Dans le prolongement de « Tropic of Cancer », Capricorn rumine sur les mêmes vieux motifs, « parlant de ce qui est inavouable » et selon Miller « ce qui est inavouable est de la pure baise et de la pure chatte » et ne doit pas être mentionné « autrement le monde va s’effondrer. Mais bien sûr, le sexe n’est pas le seul sujet inavouable que Miller mentionne, en fait, il pontifie sur tous les sujets qui lui viennent à l’esprit tout en » côtoyant l’humanité « , réalisant que » la vérité ne suffit pas « , en regardant des hommes d’une rue appelée Broadway », et prétendant que « les chagrins, les avortements et les romances brisées » ne sont rien en comparaison du café moche; et le résultat est cette carcasse sagace et irrévérencieuse de picaresque.
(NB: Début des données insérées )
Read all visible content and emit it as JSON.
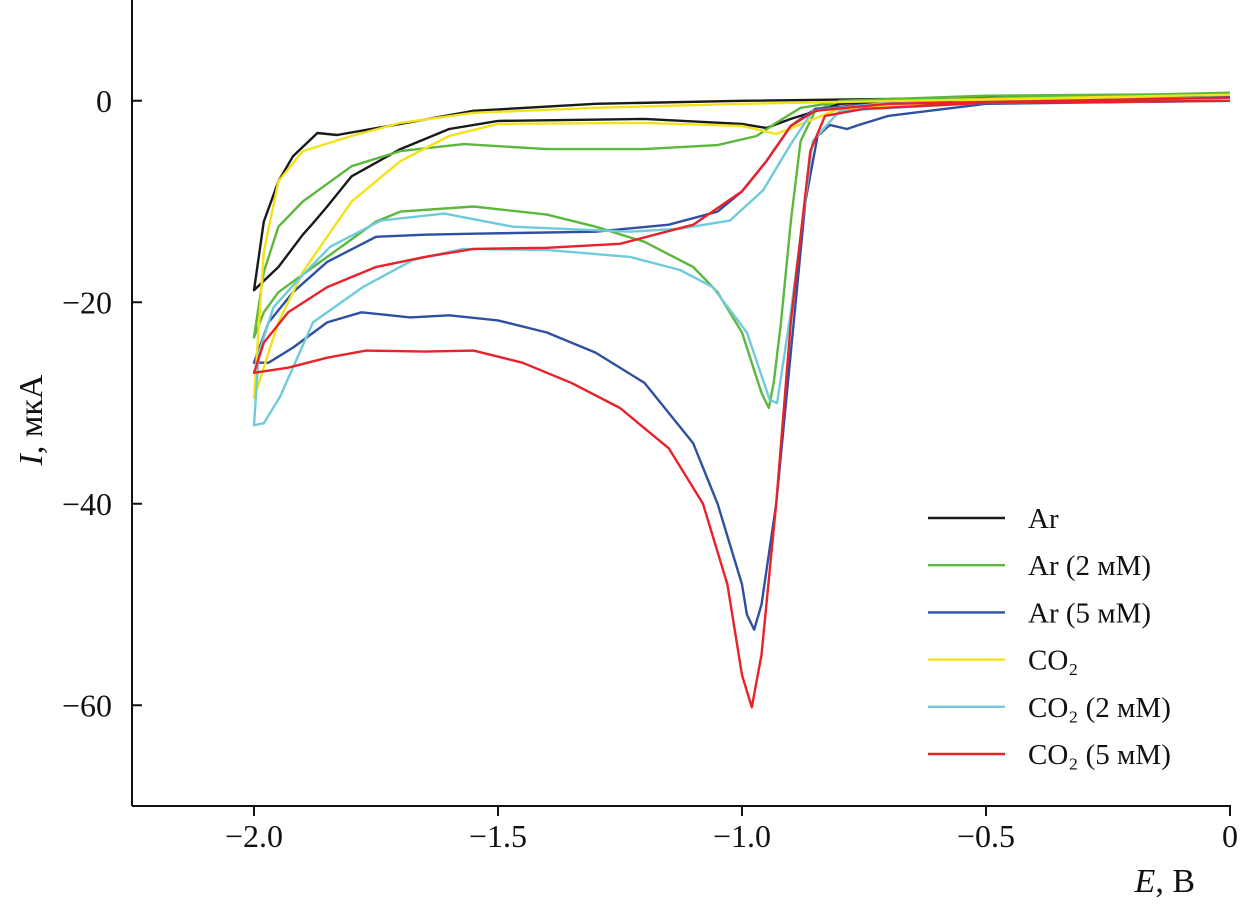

Mais je pense que le travail de Miller est mieux résumé par la pensée que dans tout grand livre « Chaque page doit exploser avec le grave et le lourd profondément, le tourbillon, le vertige, le nouveau, l’éternel, avec le canular accablant, avec un enthousiasme pour les principes ou avec le mode de la typographie. Le travail d’Henry Miller le fait certainement.